= Ben Orkow =

American author

Ben Harrison Orkow (1896–1988) was an American screenplay, theatre, and science fiction writer of Russian descent. He was professionally known as either B. Harrison Orkow or Ben Orkow.

==Biography==
Orkow was born on January 9, 1896, in Korna or Korma, Russian Empire, to Abe and Anita Orkow. He moved to the United States in 1906 and was educated privately to the equivalent of a university degree.

Orkow married his first wife actress Vera "Viva" Tattersall in 1921. They divorced in the late 1920s. He was then married to Evelyne Arends, who sued for divorce in 1930. He later married Ruby Jewel Dreyer with whom he had a child, Miriam Orkow Biro. Orkow died at the age of 92 died on December 11, 1988, in Reno, Nevada.

==Career==
Orkow was the author of a number of plays produced on Broadway; among his credits are 16 screenplays for major movie studies and 20 television dramas.

One of the plays he wrote is The First Actress, in which Felicia, a theatre enthusiast, disguises herself as a man to sneak into the theatre group of William Shakespeare and Richard Burbage. Women were banned at that time from acting in the theatre – which leads to the expected complications. At a performance in the presence of Queen Elizabeth I everything comes out at the end, but Felicia is forgiven. The plot is very reminiscent of that of Shakespeare in Love (1998).

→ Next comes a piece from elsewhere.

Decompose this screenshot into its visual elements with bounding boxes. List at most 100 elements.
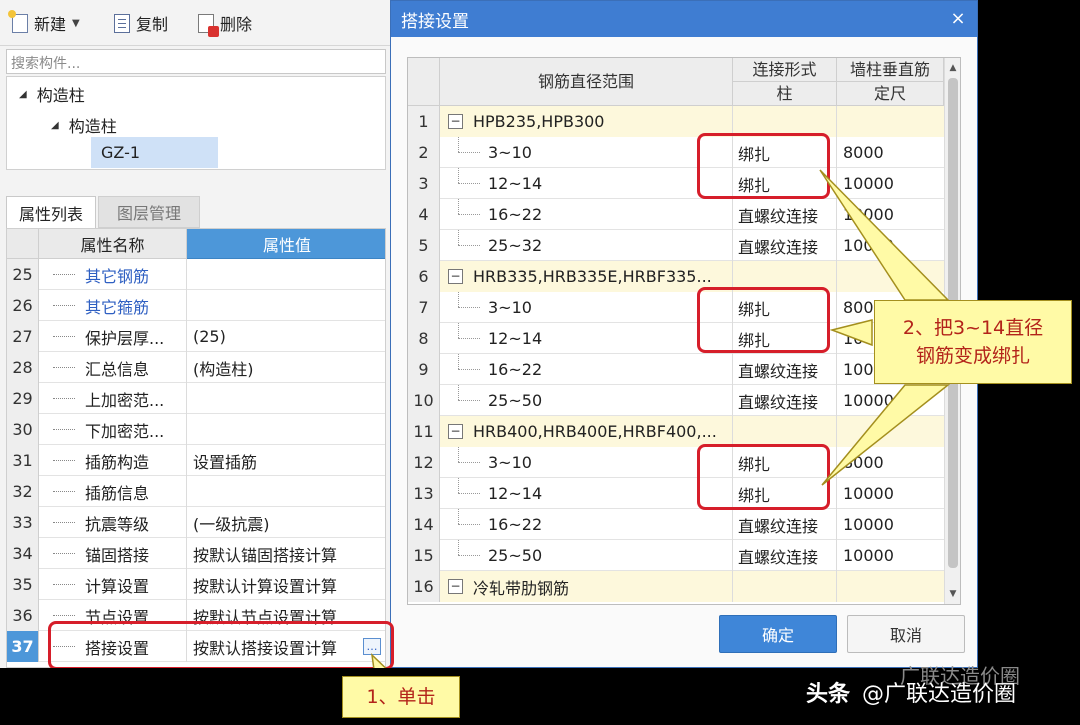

His first science fiction novel When Time Stood Still, which was published by Signet in 1962. It is about a millionaire and his terminally ill wife who travel to the future of 2007, where it is possible to cure the woman's disease. The book has been translated into a number of languages including Italian and German.

== Selected filmography ==
- 1930: The Truth About Youth
- 1930: The Gorilla
- 1932: Hell's House
- 1939: Boy Slaves
- 1942: Wings for the Eagle
- 1944: Army Wives
- 1944: Alaska

== Selected bibliography ==
- My Mistress My Wife (1934, novel)
- When Time Stood Still (1962, novel)

==Selected plays==
- The First Actress: A Play in three Acts (1976, play)

==Reference material==
- Hans Joachim Alpers, Werner Fuchs, Ronald M. Hahn: "Reclam's science fiction guide." Reclam, Stuttgart 1982, ISBN 3- 15-010312-6, p. 315.
- Hans Joachim Alpers, Werner Fuchs, Ronald M. Hahn, Wolfgang Jeschke: "Lexicon of Science Fiction Literature." Heyne, Munich 1991, ISBN 3-453-02453-2, pp. 766 f.
- John Clute: "Orkow, Ben." In: John Clute, Peter Nicholls: "The Encyclopedia of Science Fiction". 3rd edition (online edition), version dated April 4, 2017.
- Robert Reginald: "Science Fiction and Fantasy Literature. A Checklist, 1700–1974 with Contemporary Science Fiction Authors II". Gale, Detroit 1979, ISBN 0-8103-1051-1, pp. 1024.
- Robert Reginald: "Contemporary Science Fiction Authors". Arno Press, New York 1974, ISBN 0-405-06332-6, pp. 210 f.
- Donald H. Tuck: "The Encyclopedia of Science Fiction and Fantasy through 1968". Advent, Chicago 1974, ISBN 0-911682-20-1, pp. 338.